Romans 13 gives us an idea of the radically counter-cultural way that early Christians lived in the midst of the Roman Empire. Our way of life was so different, so revolutionary, that we needed to be reminded to pay taxes for the sake of the common good. We cannot understand the admonition to obedience in authority without the broader context of Romans 12 and 13. Take some time to read these two chapters together. They are beautiful.
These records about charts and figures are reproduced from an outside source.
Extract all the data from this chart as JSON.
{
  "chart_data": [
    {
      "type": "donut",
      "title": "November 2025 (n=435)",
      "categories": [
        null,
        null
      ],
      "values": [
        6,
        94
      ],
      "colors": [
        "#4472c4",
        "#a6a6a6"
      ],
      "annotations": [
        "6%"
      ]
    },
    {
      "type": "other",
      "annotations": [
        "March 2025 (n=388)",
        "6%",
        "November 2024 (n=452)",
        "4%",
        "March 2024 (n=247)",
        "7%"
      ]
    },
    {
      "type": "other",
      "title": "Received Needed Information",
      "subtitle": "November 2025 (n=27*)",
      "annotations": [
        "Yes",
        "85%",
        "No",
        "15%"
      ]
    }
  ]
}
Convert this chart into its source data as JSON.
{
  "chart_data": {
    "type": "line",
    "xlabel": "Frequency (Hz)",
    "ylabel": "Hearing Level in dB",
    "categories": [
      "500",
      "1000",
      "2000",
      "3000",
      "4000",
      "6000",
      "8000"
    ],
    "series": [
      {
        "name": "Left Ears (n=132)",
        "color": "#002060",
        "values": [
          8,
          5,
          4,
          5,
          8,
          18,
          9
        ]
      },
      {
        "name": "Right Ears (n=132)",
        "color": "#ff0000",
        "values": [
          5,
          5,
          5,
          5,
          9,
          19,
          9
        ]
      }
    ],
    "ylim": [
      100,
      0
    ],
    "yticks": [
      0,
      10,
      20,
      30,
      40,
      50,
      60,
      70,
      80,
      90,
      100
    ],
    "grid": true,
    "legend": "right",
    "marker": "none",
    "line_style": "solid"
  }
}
Read together they present the vision of The Way to which we are called:

  • We are called not to conform ourselves to this age, but be transformed by the renewal of our mind (the mind of Christ)
  • We are not to think of ourselves more highly than others
  • We are to remember that we are members together in the one Body of Christ
  • We have different gifts according to grace and we need one another
  • We are to love one another with mutual affection
  • We are to contribute to one another’s needs and exercise hospitality
  • We are to associate with the lowly
  • We do not repay anyone evil for evil
  • We love (materially: feed, give something to drink) our enemies
  • We do no evil to our neighbors, for “love is the fulfillment of the law”

Conformity to the coming Reign of God may require opposition to laws and practices which run counter to God’s ways (St. Augustine famously wrote that “an unjust law is no law at all”). Obedience and justice are demanded also of those who are in positions of authority. We live this way because the time of salvation is near and the day of the Lord is at hand. To live this way is to anticipate the kingdom of God that is coming into the world.

We catch glimpses of this kingdom all around us, at a parish festival, a community celebration, and families at table together. A pair of recent articles caught our eye specific to the positive impact immigrants have in our communities. One described how small towns across the country which have seen a resurgence and rejuvenation due to Mexican immigrants are now seeing declines again as detentions, deportations, and fear have increased. Another reported on a town in Tennessee where a large immigration work raid took place and recounted how the community came to their defense, recognizing the humanity and the membership they all share for the common good.

Orange County is the dynamic, diverse, and wonderful place it is to live today because of the many refugees and immigrants that have made their home here over many years. The vibrant life of our county is a living testimony to this. At our best, we refuse the blame-game and figure out how we can work together for the common good, the dignity of the human person, and the flourishing of all of our families.

We invite you us in prayer, together with Archbishop Gomez, Sunday, June 24, for a Regional Mass for All Immigrants at the Cathedral of Our Lady of the Angels at 4 p.m. This is a wonderful opportunity for us to pray together in solidarity with our immigrant brothers and sisters together and call on our society to find a better path forward, rooted in the divine Mercy of Christ.